Wednesday, October 19, 2005

BREITBART.COM - Iraqis Riveted by Televised Saddam Trial

BREITBART.COM - Just The News - Iraqis Riveted by Televised Saddam Trial: "

Associated Press Writers


The moment Saddam Hussein appeared, a Shiite housewife spat on the screen and then sat gnawing her fingers, seething, as her family crowded around the television. When the judge addressed the ousted dictator as 'Mr. Saddam,' she burst: 'The beast Saddam, you mean!'

Across the Tigris River in the mostly Sunni Arab district of Azamiyah, some Iraqis were also riveted to their sets. Namir Sharif, a 46-year- old former army officer, was on the verge of tears of pride as a defiant Saddam argued with the judge.

'He turned the trial upside down, this is a heroic act,' Sharif said.

Some Iraqis watched with visceral hatred or fear, some with joy, others with bitterness or even nostalgia. But above all they watched enthralled, unable to remove their eyes from the image of their once all-powerful leader reduced to a defendant on trial Wednesday.

Nowhere was the contrast in reaction more stark than between Azamiyah and the Shiite district of Kazimiyah, just on the other side of the river.

One thing united them: Baghdad's fragile power grid, always rickety but even worse since a major insurgent attack Friday knocked out almost the entire system.
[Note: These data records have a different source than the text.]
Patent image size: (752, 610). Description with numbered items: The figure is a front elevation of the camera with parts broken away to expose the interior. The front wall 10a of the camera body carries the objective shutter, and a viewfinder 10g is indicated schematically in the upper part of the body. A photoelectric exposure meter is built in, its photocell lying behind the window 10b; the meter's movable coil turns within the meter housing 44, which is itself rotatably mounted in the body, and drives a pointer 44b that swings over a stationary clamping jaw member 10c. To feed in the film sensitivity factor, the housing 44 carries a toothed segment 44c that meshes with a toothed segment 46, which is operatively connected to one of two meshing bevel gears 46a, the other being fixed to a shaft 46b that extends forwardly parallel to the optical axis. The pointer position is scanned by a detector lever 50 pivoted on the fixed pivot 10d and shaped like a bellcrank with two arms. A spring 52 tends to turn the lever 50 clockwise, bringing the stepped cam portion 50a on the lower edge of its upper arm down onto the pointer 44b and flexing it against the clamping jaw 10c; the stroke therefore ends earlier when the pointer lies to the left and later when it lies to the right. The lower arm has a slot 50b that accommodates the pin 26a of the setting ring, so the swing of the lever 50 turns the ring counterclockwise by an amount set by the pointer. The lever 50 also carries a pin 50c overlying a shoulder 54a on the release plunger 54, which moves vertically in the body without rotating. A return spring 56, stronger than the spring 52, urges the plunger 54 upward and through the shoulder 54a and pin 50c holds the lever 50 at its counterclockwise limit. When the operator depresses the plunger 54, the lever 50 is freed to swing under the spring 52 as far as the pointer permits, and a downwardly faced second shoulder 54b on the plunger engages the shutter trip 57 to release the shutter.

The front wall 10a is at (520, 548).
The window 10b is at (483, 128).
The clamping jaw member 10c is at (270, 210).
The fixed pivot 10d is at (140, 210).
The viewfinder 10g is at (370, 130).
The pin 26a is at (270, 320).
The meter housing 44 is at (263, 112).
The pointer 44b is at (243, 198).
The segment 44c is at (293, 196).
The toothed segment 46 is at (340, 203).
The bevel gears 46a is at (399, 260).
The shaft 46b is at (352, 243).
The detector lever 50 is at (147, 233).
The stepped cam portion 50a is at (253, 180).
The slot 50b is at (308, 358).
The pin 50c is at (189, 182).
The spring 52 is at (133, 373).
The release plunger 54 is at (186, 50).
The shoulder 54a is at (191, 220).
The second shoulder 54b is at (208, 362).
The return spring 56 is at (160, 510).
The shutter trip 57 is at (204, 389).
Workers were still trying to get it back up to speed, and power blinked in and out several times in the two neighborhoods while the trial was being televised.

Shiite housewife Sabiha Hassan's entire family leaped up and rushed to their private generator when the screen went dead half an hour into the trial. 'Thank God, I brought extra fuel today just for the occasion,' said her husband, Salman Zaboun Shanan, as he filled the generator's tank.

Otherwise, the couple and their two sons didn't move from the concrete floor where they sat within a yard of the screen for the length of the three-hour session. Shanan, a construction worker, stayed home from work to watch. One son, Hadi, a cleric, missed a seminary exam.

Hassan's brother was executed by Saddam's regime, and she, her husband and five of their sons spent time in Saddam's prisons. They kept up a running commentary on the trial. 'May God break his legs to pieces,' Hassan, in a black robe and veil, said when Saddam stood at one point.

'Iraq's soil has its pride. It won't accept Saddam's body once they execute him. I hope they throw his body to the dogs, not bury it,' said Shanan, slapping his fist into his palm nervously."